I reviewed some threads on this forum. I find some 1999/1998 Camry’s still have OEM hubcaps intact, but find lot of threads on internet for runaway hubcap events for Camrys.
Why does hubcaps come off, while driving?
Are there any preventive steps to keep hubcaps intact?
I too lost couple of them over the period.
I find this interesting piece https://www.youtube.com/watch?v=Np0isnB7BRc
I like to pick the brain of this forum, whether zip-tie solution work!
Thanks for sharing.
It is interesting. We are not finding pothole free roads nowadays. How did you manage to keep hubcaps intact?
Do we need to look for any spec/strength in Zip-tie to use with hubcaps?
Good to know about your dabbing of anti seize .
Is it a one-time solution or we need to do, whenever we remove hubcaps?
Do you apply this only for Wire retainer?
I have never lost any unless I hit a BIG pothole, but this would work. It is kinda ugly though.
It will work, but it will be more difficult to remove the rim to check brakes and other hardware in the wheel well. You might consider dressing it up a little by using zip ties of an appealing color and tie all the hub cap spokes to the rim. This looks like a utilitarian fix and the colored zip ties might not appeal to an austere person.
I had a wheel replaced once and from that point, I lost 2-3 hubcaps on that wheel. Apparently there was something wrong with the wheel. Went without a hubcap on that wheel from then till the car was traded.
That fix will work. Keep a pair of wire cutters in the car in case of a flat. Plus a few ties.
Cable ties on your hubcaps? That’s as bad as putting down old newspapers in a new Cadillac to keep the carpets clean. I’d rather have the hubcaps pop off.
I don’t think the weight of the cable ties will seriously disturb the balance, but I don’t know for sure. So put on 3 or 4 equally distributed around the circumference.
Should work. But it’d look super cheezy and might just be a temptation to kids to cut the tie steal the hubcap.
A better solution might be to paint the wheels and get baby-moons and chrome rings. They’re not as prone to popping off as full plastic hubcaps are.
Take the hubcaps off, throw them away a go Old School, Or dress them up a tiny bit and add chrome lug nuts for a tiny bit of sparkle.
Looks “old school” on a hot Mustang, but “low rent district” on an aging Camry. A Camry needs a bit more help to look good. But it IS an option to consider.

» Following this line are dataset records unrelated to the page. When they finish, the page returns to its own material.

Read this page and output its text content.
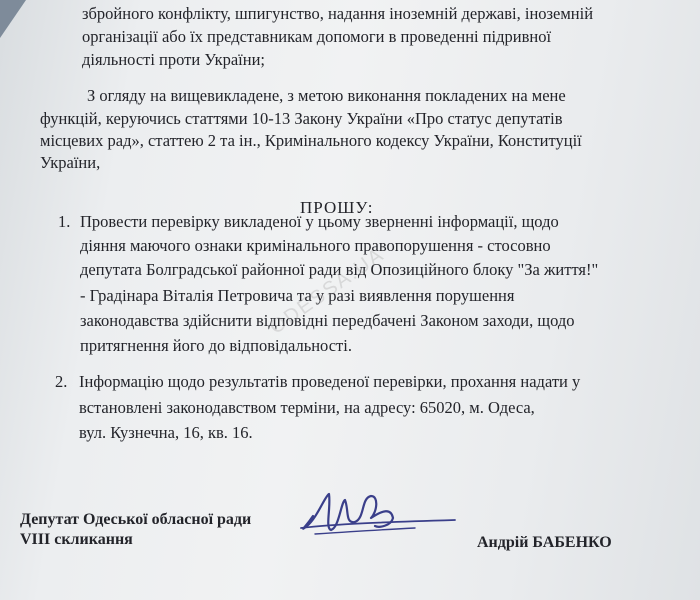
збройного конфлікту, шпигунство, надання іноземній державі, іноземній
організації або їх представникам допомоги в проведенні підривної
діяльності проти України;
З огляду на вищевикладене, з метою виконання покладених на мене
функцій, керуючись статтями 10-13 Закону України «Про статус депутатів
місцевих рад», статтею 2 та ін., Кримінального кодексу України, Конституції
України,
ПРОШУ:
1. Провести перевірку викладеної у цьому зверненні інформації, щодо
діяння маючого ознаки кримінального правопорушення - стосовно
депутата Болградської районної ради від Опозиційного блоку "За життя!"
- Градінара Віталія Петровича та у разі виявлення порушення
законодавства здійснити відповідні передбачені Законом заходи, щодо
притягнення його до відповідальності.
2. Інформацію щодо результатів проведеної перевірки, прохання надати у
встановлені законодавством терміни, на адресу: 65020, м. Одеса,
вул. Кузнечна, 16, кв. 16.
ODESSA.UA
Депутат Одеської обласної ради
VIII скликання	Андрій БАБЕНКО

Great looking Mustang, by the way.
Alternatively, you could just buy a set of alloy/alluminun wheels and not worry about losing wheel covers.
@Mustangman IIRC pretty much every Mustang from 1994 onward came from the factory with alloy or aluminum wheels. That Mustang is a 2010 or newer. I must ask, why the steelies? Snow tires?
Depends on the trim level, Fodaddy. Basic strippees came with steel wheels and hubcaps. Probably still so.
Aren’t those just plastic wheel covers? I used to have trouble with my wire wheel covers after a few hundred thousand miles of use. The clips would weaken and let loose even though there was a security bolt holding them on, they would still rotate a little. Not much you could do except replace them since new clips were not available. One morning I even watched one in the rear view mirror roll off the freeway into the ditch. I noted where it went in and retrieved it on my way home that night.
I guarantee if you secure them in a locked cabinet you will never have a runaway wheel cover.
Unclip the wire retainer from the hub cap.
The wire retainer has a bend in it. Place that bend into a vice and slightly bend up on the retainer so it grips the wheel tighter.
I think much of the problem comes from small specks of rust that get trapped between the Wire retainer and the inside of the wheel cover. It allows the wheel cover to work it’s way loose.
A little dab of anti seize will allow it to stay put.
I know this sounds backwards, but I’d bet it works.
Toyotas from the 1990’s around here don’t have wheel covers, they feel off long ago. The plastic tabs become brittle from brake heat and break off. When reinstalling old wheel covers on a customers car sometimes the tabs break off, need to be very gentle or the customer will blame the mechanic for the broken wheel cover.
Aftermarket wheel covers are inexpensive.
@the same mountainbike
For the Mustang, even the basic models of the last 20 years or so have alloy/aluminum wheels from the factory. The last one that had steel wheels with wheel covers available from the factory were old Fox body models.
@FoDaddy, I pulled the picture off the 'net and I thought it was appropriate for me to post a Mustang. Not my Mustang, mine’s a red '07. And yeah, they were snow tires.
I have a soft spot for big, black wide steelies with chrome lug nuts. They give a “no frills, all business” look to certain types of cars and an “I’m broke, can’t afford nice rims” look to others!
FoDaddy, the OP doesn’t have a Mustang; he has an aged Camry.